Once in Iraq, my soldier son got hit in the face with a chunk of flying asphalt. The military transport in front of his took the brunt of the blast.
“I’m okay,” he said in a phone call later. “Just some cuts.”
Invincible youth, you know.

Once, he lost his hearing—about 30%—because his work put him near frequent explosions.
He dismissed it, “Mom, everyone comes back with hearing loss.”

Once, he lost a friend, Army Spec. Darryl Wardlaw Linder. The obituary said Linder “died in Baqubah, Iraq, of wounds suffered from an improvised explosive device.”
That one was hard to shake off.
Sometime later when he was home on leave, my son stayed up late one night after everyone else had gone to bed. Alone, in the dark and quiet, his memory called up Linder’s vivid laugh, and these words: “I’ll see you when we all get back!”
He had every reason to believe Linder. Linder was older and more experienced in this battle business. He had deployed before. He spoke knowledgeably. He took care.
Sleep-deprived or hungry: no excuses
But Linder’s obit favored brevity. It cheated readers from knowing about his high spirits and charisma. It cheated them from knowing that he rarely held grudges and often turned adversaries into friends.
Looking at it, readers wouldn’t know that Linder worked hard and conscientiously. “No task too tough, no detail missed,” my son recalled. “Ward didn’t shy away from doing the job right, regardless of sleep deprivation or hunger.”
The obit failed to mention Linder’s tenacity mixed with humor and his laughter. It didn’t tell about that time he refused to follow an over-zealous squad leader . . .

As my son told it later:
“In the heat of the moment, the squad leader blindly tore around a corner without ‘popping’ the corner, that is, going barrel first. Linder refused to follow. When the furious squad leader returned and yelled, ‘What are you waiting for?’ Linder laughed: ‘You!’”
The team always properly “popped” corners barrel first after that.
The dirt didn’t seem so dirty working with Linder
The obit didn’t talk about Linder’s self-deprecating humor, his knack for putting others first, or his relentless diligence. One could learn by watching Linder.
Again, from my son:
“If track needed to be broken, Ward was your man. If road wheels needed changing, Ward was up for the task. He worked cheerfully while he mucked about and brought others along in the work, too. Somehow, working with him, the dirt didn’t seem so dirty … ‘Oh, what a time we shall have when we get back!’ he’d say. ‘I’ll buy the first beer, and you had better keep me from my own stupidity . . . I don’t know how many it’ll take!’”
They all laughed.
Good to See Ya!
Halfway through their deployment, Linder left the dismounted squad and joined a Bradley crew.
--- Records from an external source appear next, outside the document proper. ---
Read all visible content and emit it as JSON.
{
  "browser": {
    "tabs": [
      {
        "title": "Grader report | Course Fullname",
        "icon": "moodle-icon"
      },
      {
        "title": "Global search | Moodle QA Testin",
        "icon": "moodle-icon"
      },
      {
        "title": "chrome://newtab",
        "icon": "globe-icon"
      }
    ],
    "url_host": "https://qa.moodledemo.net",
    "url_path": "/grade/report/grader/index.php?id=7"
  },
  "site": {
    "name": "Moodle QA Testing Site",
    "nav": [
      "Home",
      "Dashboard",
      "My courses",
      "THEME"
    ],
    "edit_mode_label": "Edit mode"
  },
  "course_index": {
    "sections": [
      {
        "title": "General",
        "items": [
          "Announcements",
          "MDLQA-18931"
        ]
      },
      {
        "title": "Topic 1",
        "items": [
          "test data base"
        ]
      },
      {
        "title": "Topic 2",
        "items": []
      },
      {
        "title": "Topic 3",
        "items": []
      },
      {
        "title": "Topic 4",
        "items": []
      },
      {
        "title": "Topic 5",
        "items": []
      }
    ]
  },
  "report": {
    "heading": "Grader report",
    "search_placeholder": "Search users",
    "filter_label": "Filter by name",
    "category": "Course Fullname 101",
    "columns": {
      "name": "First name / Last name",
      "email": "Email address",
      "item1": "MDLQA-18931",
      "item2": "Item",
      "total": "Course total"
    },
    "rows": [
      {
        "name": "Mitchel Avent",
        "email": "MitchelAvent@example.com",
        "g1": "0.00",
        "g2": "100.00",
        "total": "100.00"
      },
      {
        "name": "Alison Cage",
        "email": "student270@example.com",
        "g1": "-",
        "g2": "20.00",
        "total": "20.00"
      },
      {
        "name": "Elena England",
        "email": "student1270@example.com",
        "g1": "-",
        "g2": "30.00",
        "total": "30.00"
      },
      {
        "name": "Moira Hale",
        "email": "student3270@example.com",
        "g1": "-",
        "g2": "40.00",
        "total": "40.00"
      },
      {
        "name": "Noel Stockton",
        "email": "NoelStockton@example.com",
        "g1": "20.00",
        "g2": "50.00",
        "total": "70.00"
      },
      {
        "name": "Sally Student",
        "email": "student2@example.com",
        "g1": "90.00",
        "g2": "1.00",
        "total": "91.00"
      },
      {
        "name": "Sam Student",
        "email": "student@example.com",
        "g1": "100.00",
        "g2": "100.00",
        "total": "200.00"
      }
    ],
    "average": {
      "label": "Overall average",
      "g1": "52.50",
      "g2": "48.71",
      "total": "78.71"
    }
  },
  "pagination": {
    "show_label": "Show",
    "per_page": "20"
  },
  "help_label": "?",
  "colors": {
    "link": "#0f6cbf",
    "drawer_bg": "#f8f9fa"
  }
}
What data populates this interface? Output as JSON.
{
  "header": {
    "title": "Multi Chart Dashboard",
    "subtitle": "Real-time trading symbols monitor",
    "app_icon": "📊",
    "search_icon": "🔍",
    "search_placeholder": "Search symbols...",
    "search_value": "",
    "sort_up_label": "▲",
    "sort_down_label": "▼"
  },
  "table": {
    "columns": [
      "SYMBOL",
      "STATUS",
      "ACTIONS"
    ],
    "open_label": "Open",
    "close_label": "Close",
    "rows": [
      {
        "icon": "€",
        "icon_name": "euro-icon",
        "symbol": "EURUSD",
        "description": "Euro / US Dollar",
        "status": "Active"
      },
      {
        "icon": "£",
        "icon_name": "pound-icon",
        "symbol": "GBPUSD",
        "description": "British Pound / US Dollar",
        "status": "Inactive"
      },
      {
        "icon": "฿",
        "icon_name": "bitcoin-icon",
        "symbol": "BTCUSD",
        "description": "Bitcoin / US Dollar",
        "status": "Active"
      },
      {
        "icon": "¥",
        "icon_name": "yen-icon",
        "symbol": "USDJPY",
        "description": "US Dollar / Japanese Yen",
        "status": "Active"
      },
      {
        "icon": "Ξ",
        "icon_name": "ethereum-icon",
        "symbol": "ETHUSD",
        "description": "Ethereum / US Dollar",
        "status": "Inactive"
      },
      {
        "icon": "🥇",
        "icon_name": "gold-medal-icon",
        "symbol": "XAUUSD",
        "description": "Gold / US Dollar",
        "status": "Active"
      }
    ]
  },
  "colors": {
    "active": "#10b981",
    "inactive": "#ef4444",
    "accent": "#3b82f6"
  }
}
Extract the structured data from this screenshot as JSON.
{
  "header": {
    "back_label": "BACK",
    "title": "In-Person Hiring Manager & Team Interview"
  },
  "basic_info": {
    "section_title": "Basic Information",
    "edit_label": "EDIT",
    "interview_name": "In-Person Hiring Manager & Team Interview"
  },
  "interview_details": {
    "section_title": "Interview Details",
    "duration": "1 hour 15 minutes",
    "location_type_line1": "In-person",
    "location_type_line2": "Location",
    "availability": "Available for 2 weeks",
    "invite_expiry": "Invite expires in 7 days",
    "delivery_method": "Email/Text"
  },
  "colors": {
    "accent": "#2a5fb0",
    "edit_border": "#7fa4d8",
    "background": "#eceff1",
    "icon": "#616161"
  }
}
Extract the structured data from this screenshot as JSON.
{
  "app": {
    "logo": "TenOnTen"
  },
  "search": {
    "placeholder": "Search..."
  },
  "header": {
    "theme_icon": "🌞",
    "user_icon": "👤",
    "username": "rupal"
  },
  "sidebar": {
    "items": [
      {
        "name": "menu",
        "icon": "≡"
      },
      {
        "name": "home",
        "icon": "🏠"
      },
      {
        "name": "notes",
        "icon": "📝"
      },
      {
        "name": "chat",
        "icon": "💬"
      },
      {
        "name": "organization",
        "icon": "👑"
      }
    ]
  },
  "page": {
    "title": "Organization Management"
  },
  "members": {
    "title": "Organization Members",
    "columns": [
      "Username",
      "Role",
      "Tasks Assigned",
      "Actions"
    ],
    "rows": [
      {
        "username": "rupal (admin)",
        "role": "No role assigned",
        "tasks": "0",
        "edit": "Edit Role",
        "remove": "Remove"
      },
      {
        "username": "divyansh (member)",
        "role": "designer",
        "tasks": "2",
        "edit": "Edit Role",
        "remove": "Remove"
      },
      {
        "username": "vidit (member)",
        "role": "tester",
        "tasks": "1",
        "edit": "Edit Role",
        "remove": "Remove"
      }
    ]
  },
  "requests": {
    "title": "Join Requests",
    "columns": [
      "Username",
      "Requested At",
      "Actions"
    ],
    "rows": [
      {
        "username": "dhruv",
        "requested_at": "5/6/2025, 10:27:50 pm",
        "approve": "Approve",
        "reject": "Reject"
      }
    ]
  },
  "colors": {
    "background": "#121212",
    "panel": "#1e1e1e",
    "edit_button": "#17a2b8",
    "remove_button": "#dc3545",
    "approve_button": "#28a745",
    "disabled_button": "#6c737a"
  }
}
In one early morning street ambush, the “ground-pounders” were relieved to see Linder and his team roar out of the darkness amid muzzle flashes to pull them out. When all were accounted for safe and sound, Linder simply said, “Good to see ya!”
That day we “rolled out”
Days of heated engagements passed. My son’s writing gave the account:
“There was plenty of fighting left in Baq’uba, and we were in the thick of it. One day we rolled out on a month-long operation, and it was doubtful whether or not the dismounts would see much of the crews during the time. Everybody had their own job to do, and the Bradleys would be working in shifts, constantly trading off maintenance and mission. As he had done numerous times before, Ward prepared his kit the night prior. On mission day, the morning of, he shouldered his fighting load, picked up his weapon, and turned his head over his shoulder. We exchanged smiles as he walked out the door.”
“I’ll see you when we all get back,” he said.
“I’ll see you when I see you,” I replied.
But Linder, the man to watch, didn’t come back. He was 23. And, modern warfare being what it is, the enemy captured the explosion on video and posted it online so Linder’s battle buddies–my son among them–could see over and over again the blast took their friend’s life.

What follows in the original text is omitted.